Explain whether oxidation, reductio, or neither occurs in the following reactions :
(a) `H_2 C= CH_2 rarr H_3 C - CH_3`
(b) `HC -= CH rarr H_3 C- CH = O`
( c) `CH_4 rarr CH_3 OH`
(d) `H_2 CB r_2 rarr H_2 C = O`
II. Give the structural formula for the simplest hydrocarbon in which `C` has a zero `O.N`.

(a) Reduction, because `O.N`. Of `C` changes from `-2` to `-3`
`H_2 C = CH_2 (C_2 H_4) : 2x + 4 = 0, x = - 2`
`H_3 C - CH_3(C_2 H_6) : 2 x + 6 = 0, x = - 3`
(b) Neither, because `O.N` of `C` in both reactant and products is `-1`, i.e., no change in `O.N`.

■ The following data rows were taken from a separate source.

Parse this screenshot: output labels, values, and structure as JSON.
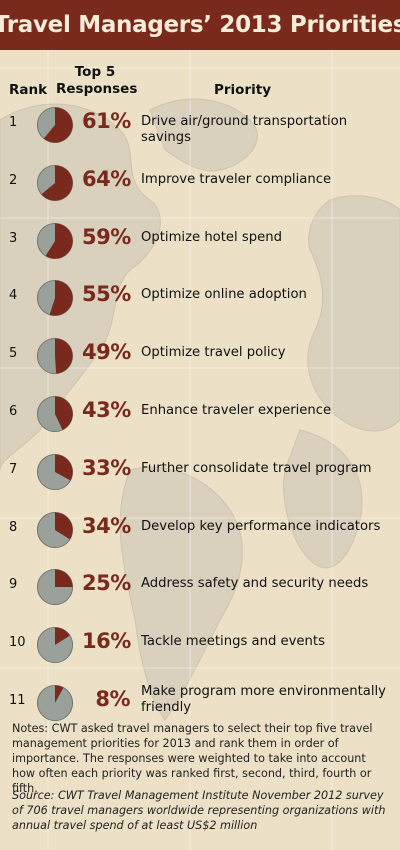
{
  "title": "Travel Managers’ 2013 Priorities",
  "headers": {
    "rank": "Rank",
    "top5_line1": "Top 5",
    "top5_line2": "Responses",
    "priority": "Priority"
  },
  "colors": {
    "accent": "#7a2a1c",
    "pie_rest": "#9aa19b",
    "background": "#ece0c6",
    "map_land": "#d6cdb8"
  },
  "chart_data": {
    "type": "table",
    "title": "Travel Managers’ 2013 Priorities",
    "columns": [
      "Rank",
      "Top 5 Responses",
      "Priority"
    ],
    "rows": [
      {
        "rank": "1",
        "value": 61,
        "label": "61%",
        "priority": "Drive air/ground transportation savings"
      },
      {
        "rank": "2",
        "value": 64,
        "label": "64%",
        "priority": "Improve traveler compliance"
      },
      {
        "rank": "3",
        "value": 59,
        "label": "59%",
        "priority": "Optimize hotel spend"
      },
      {
        "rank": "4",
        "value": 55,
        "label": "55%",
        "priority": "Optimize online adoption"
      },
      {
        "rank": "5",
        "value": 49,
        "label": "49%",
        "priority": "Optimize travel policy"
      },
      {
        "rank": "6",
        "value": 43,
        "label": "43%",
        "priority": "Enhance traveler experience"
      },
      {
        "rank": "7",
        "value": 33,
        "label": "33%",
        "priority": "Further consolidate travel program"
      },
      {
        "rank": "8",
        "value": 34,
        "label": "34%",
        "priority": "Develop key performance indicators"
      },
      {
        "rank": "9",
        "value": 25,
        "label": "25%",
        "priority": "Address safety and security needs"
      },
      {
        "rank": "10",
        "value": 16,
        "label": "16%",
        "priority": "Tackle meetings and events"
      },
      {
        "rank": "11",
        "value": 8,
        "label": "8%",
        "priority": "Make program more environmentally friendly"
      }
    ]
  },
  "notes": "Notes: CWT asked travel managers to select their top five travel management priorities for 2013 and rank them in order of importance. The responses were weighted to take into account how often each priority was ranked first, second, third, fourth or fifth.",
  "source": "Source: CWT Travel Management Institute November 2012 survey of 706 travel managers worldwide representing organizations with annual travel spend of at least US$2 million"
}
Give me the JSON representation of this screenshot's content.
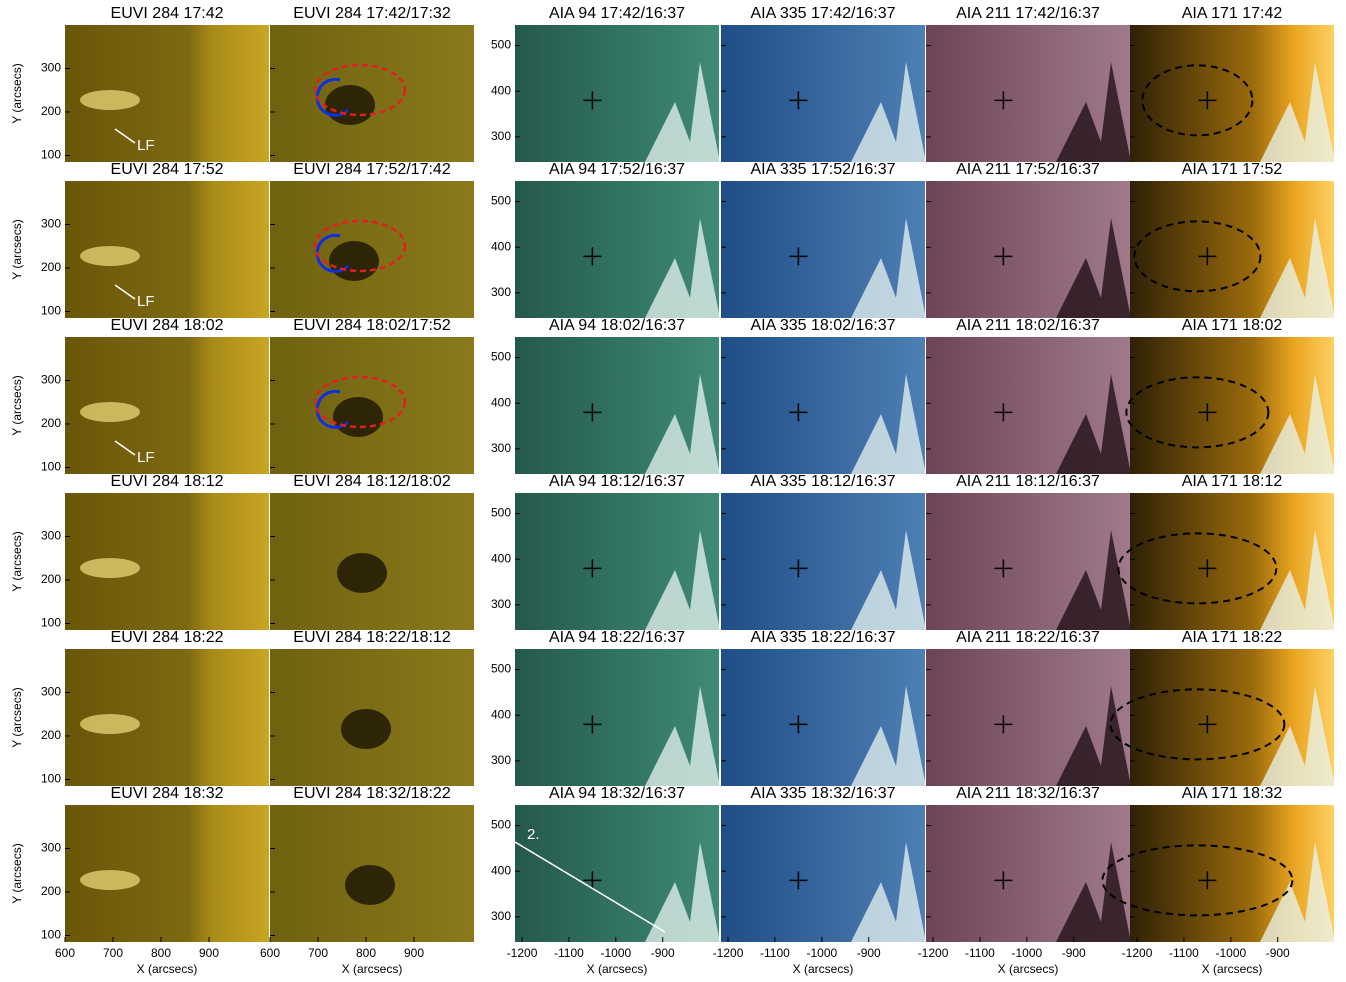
{
  "panels": {
    "rows": [
      {
        "titles": [
          "EUVI 284 17:42",
          "EUVI 284 17:42/17:32",
          "AIA 94 17:42/16:37",
          "AIA 335 17:42/16:37",
          "AIA 211 17:42/16:37",
          "AIA 171 17:42"
        ],
        "label": "LF"
      },
      {
        "titles": [
          "EUVI 284 17:52",
          "EUVI 284 17:52/17:42",
          "AIA 94 17:52/16:37",
          "AIA 335 17:52/16:37",
          "AIA 211 17:52/16:37",
          "AIA 171 17:52"
        ],
        "label": "LF"
      },
      {
        "titles": [
          "EUVI 284 18:02",
          "EUVI 284 18:02/17:52",
          "AIA 94 18:02/16:37",
          "AIA 335 18:02/16:37",
          "AIA 211 18:02/16:37",
          "AIA 171 18:02"
        ],
        "label": "LF"
      },
      {
        "titles": [
          "EUVI 284 18:12",
          "EUVI 284 18:12/18:02",
          "AIA 94 18:12/16:37",
          "AIA 335 18:12/16:37",
          "AIA 211 18:12/16:37",
          "AIA 171 18:12"
        ]
      },
      {
        "titles": [
          "EUVI 284 18:22",
          "EUVI 284 18:22/18:12",
          "AIA 94 18:22/16:37",
          "AIA 335 18:22/16:37",
          "AIA 211 18:22/16:37",
          "AIA 171 18:22"
        ]
      },
      {
        "titles": [
          "EUVI 284 18:32",
          "EUVI 284 18:32/18:22",
          "AIA 94 18:32/16:37",
          "AIA 335 18:32/16:37",
          "AIA 211 18:32/16:37",
          "AIA 171 18:32"
        ],
        "annotation": "2."
      }
    ]
  },
  "left_axis": {
    "xlabel": "X (arcsecs)",
    "ylabel": "Y (arcsecs)",
    "xlim": [
      600,
      1025
    ],
    "ylim": [
      85,
      400
    ],
    "xticks": [
      600,
      700,
      800,
      900
    ],
    "yticks": [
      100,
      200,
      300
    ]
  },
  "right_axis": {
    "xlabel": "X (arcsecs)",
    "xlim": [
      -1215,
      -780
    ],
    "ylim": [
      245,
      545
    ],
    "xticks": [
      -1200,
      -1100,
      -1000,
      -900
    ],
    "yticks": [
      300,
      400,
      500
    ]
  }
}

`CH -= CH , (C_2 H_2) : 2 x + 2 = 0, x = -1`
`CH_3 OH(CH_4 O) = 2x + 4 - 2 = 0, x= -1`
( c) Oxidation, because `O.N` of `C` changes from `-4` to `-2`
`CH_4 = x + 4 = 0. x =-4`
`CH_3 OH(CH_4 O) = x + 4 - 2 = 0, x = -2`
(d) Neither, because `O.N` of `C` in both reactant and product is zero, i.e., no change in `O.N`.
`H_2 CB r_2 -= x + 2 - 2 = 0, x = 0`
`CH_2 O = x + 2 - 2 = 0, x = 0`
II. The simplest hydrocarbon is `(HC -= CH)`. The number of `H` atoms and `C` atoms must be same so that their oxidation number with opposite signs would cancel.